ScreeningsWhat the experts say – In 2005 Safeway changed the way it engaged its employees and their health by rewarding them for engaging in healthy behavior.  Their plan was based on a 2005 study that gave them several insights. 1) 70% of all health-care costs are the direct result of behavior. 2) The second insight, which is well understood by the providers of health care, is that 74% of all costs are confined to four chronic conditions (cardiovascular disease, cancer, diabetes and obesity). 3) 80% of cardiovascular disease and diabetes is preventable, 4) 60% of cancers are preventable, and 5) more than 90% of obesity is preventable. Yep that’s right, 90+ percent! Safeway was able to build a culture of health and fitness in 4 years keeping per capita health expense flat, while the rest of the country saw increases of up to 38% over the same time period.  How you say? Biometric screening.  Four simple tests that took less than 10 minutes and a mechanism to track changes in the results.  According to Safeway’s results if the country had adopted their initiatives in 2005 our nation’s healthcare bill would be $550 billion less in 2009 and we would have been a much healthier and aware workforce.

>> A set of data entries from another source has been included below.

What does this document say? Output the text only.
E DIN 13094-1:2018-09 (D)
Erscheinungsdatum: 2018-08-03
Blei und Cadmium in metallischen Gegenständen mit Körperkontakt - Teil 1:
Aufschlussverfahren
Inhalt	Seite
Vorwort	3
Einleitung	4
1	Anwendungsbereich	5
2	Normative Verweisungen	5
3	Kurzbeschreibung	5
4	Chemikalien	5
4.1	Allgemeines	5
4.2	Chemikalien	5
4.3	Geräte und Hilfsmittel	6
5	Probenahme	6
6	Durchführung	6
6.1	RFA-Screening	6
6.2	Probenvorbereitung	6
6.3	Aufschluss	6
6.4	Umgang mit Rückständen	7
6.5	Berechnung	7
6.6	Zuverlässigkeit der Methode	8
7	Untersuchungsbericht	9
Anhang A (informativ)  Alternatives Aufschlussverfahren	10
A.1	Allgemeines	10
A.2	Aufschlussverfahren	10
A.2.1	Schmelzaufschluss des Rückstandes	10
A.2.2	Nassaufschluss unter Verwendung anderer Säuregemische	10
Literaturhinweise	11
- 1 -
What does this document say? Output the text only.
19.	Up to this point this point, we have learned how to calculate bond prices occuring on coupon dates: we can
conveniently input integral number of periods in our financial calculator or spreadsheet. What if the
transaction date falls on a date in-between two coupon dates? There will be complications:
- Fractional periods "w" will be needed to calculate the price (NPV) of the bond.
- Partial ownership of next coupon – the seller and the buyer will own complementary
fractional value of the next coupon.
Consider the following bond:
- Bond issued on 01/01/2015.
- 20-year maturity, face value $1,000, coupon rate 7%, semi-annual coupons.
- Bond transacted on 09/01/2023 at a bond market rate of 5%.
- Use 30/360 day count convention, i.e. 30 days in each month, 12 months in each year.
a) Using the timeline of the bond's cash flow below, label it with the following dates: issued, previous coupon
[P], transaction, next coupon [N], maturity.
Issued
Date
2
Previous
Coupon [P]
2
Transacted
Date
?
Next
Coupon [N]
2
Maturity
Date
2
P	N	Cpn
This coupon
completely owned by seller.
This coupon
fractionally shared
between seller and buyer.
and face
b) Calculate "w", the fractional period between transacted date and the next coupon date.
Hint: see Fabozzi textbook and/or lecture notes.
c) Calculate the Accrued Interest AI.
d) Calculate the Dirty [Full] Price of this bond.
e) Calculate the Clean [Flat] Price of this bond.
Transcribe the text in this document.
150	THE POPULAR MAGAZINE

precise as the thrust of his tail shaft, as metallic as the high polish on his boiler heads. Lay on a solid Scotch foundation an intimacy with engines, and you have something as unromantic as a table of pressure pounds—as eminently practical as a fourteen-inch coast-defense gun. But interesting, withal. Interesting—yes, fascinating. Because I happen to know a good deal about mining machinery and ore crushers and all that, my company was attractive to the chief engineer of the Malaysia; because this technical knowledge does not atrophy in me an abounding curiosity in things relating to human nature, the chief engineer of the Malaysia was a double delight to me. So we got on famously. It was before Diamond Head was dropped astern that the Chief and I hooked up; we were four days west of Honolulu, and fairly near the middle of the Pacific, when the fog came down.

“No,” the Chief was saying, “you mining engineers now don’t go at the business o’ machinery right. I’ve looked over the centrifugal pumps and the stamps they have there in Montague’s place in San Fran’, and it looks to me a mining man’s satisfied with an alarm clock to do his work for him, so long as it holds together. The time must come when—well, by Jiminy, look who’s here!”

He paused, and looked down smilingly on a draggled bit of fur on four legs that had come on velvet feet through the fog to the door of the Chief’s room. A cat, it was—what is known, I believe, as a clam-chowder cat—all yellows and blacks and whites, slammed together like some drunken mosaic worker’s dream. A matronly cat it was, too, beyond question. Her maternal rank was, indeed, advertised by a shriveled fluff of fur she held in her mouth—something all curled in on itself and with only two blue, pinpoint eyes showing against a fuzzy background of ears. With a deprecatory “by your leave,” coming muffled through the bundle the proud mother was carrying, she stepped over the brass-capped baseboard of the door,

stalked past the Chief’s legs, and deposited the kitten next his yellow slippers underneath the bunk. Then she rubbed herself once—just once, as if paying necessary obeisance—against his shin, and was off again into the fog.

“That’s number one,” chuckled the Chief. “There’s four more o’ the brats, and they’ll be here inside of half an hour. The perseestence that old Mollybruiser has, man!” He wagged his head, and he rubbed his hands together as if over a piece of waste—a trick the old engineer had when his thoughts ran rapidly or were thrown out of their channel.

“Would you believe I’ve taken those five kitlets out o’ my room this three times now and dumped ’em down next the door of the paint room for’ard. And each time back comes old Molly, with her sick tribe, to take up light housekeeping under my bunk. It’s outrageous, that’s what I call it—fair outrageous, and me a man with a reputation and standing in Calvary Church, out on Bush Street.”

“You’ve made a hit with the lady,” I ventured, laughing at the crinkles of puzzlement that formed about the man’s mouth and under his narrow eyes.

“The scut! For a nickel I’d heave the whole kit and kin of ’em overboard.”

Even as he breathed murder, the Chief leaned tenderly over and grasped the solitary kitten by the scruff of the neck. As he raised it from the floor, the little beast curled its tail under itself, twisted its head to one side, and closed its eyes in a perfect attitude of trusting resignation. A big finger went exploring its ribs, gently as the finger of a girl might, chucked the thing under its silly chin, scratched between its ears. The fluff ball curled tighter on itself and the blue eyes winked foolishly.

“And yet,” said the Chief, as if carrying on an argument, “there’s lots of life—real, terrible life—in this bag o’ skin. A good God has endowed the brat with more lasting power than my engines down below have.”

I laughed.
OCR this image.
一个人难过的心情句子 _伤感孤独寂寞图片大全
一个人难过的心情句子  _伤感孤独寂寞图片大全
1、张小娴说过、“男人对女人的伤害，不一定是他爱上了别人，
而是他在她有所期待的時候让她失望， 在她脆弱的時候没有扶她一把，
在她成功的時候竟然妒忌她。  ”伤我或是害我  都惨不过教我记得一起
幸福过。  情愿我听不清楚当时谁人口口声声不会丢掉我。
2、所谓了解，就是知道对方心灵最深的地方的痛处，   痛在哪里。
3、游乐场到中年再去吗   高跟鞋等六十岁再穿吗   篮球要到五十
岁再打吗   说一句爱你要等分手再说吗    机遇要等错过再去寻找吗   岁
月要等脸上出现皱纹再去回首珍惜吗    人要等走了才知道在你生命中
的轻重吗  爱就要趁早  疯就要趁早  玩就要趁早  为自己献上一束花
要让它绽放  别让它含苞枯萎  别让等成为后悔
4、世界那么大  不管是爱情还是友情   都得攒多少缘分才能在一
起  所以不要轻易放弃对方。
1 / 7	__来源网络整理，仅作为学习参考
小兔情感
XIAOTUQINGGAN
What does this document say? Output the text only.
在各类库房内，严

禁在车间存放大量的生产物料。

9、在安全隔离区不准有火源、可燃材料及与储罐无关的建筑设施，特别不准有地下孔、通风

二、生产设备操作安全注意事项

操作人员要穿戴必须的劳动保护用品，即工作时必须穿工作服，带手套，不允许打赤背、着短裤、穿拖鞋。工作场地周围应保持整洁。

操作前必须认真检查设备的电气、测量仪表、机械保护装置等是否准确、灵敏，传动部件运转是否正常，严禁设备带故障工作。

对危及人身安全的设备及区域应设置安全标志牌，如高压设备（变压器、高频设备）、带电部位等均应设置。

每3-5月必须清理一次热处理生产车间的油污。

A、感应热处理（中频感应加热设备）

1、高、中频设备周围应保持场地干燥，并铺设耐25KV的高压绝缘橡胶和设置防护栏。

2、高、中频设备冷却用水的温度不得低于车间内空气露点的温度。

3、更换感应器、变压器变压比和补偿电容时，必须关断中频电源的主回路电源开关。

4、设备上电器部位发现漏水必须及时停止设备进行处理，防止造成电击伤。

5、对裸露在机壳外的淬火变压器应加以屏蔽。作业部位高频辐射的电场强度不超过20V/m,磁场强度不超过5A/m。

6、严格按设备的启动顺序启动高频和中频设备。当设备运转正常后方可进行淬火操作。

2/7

How I did it. – It helped that I was the controller for one of the nation’s hottest startups whose job it was to introduce these measures to the workforce.  In 2007 RedBrick Health Corp (RBH) was created with the express goal of engaging employees in their health to help reign in the cost of employer sponsored health insurance.  I got my first biometric screening and was shocked.  Being a lean six sigma practitioner, I knew one thing was universally true. Things that get measured get done.  If you’re tracking it, you’re generally going to do something about it when it goes south.  4 simple tests were all I needed to get a good baseline of my health goals and it was off to the races.  I got my numbers for diabetes risk (Glucose/ A1c) , high blood pressure, cholesterol (LDL/HDL), and obesity through a BMI. (Body Mass Index) Now there is a lot of controversy surrounding body types and BMI, but even if you don’t subscribe to BMI measurement as a whole, it is still a great way to compare yourself to the populace and risk factors for obesity. RBH also has a tracking tool that allowed you to track your numbers over time, as well as tracking physical activity, calories burned, caloric intake, and progress made/loss against my stated goals. It was tedious at first to record and remember to enter the information, but once I made it a ritual it became easy peazy. If you have a health plan that offers biometric screening, take advantage of it.  If not, talk to your doctor about it and get the ball rolling to a better you.